Los asesinos castos avivaron el fuego, el tribunal ilegal escuchó la palabra culpable en boca de un hombre poderoso y la cabeza de Anna rodó en suelo religioso hambriento de clamor injusto. Una bruja más, una mujer menos. Anna era pobre y había enterrado sola hijxs propios recién nacidxs antes de trabajar en la casa del doctor Tschudi y de asumir mutilada una culpa que no tenía.
Siglos después sus pasos de peregrina errante se convirtieron en piel del mundo como anhelaban las sombras en las pinturas de Robert Motherwell y el anonimato mudo se hizo voz en las Annas que con otros nombres desafían las mismas violencias.

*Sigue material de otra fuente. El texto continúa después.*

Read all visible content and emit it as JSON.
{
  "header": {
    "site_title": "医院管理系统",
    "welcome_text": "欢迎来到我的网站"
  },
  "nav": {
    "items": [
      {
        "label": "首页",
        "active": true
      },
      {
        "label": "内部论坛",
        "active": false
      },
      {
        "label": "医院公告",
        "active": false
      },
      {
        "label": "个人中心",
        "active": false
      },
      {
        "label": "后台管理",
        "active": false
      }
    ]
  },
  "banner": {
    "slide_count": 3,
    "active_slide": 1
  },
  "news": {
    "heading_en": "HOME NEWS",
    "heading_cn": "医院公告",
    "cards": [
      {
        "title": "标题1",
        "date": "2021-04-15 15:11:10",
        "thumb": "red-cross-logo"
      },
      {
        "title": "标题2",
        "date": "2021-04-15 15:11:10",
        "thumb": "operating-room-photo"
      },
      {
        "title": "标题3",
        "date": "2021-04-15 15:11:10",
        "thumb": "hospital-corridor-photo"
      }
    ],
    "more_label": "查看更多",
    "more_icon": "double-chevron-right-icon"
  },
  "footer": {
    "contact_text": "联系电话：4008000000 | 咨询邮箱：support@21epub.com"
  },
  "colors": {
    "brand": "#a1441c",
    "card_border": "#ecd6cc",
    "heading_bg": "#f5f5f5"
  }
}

Los años del destiempo la privaron de ser quizás un personaje en uno de los cuentos de A manual for cleaning women, de Lucia Berlin, pero le dieron el protagónico en una biografía-novela, Anna Göldin, die letzte hexe (La última bruja), de Eveline Hasler, una película con igual nombre dirigida por Gertrud Pinkus con guión de Hasler, varios documentales, el nombre de una calle pueblerina y hasta un museo propio donde se exhiben las actas del proceso y los instrumentos de tortura con los que la laceraron para que asumiera sus “pactos con el diablo”. Se escucha una voz, es la de Abigail de Miller que grita “Quieren esclavas, no personas como yo”, todavía no le toca salir a escena, debe estar pasando letra.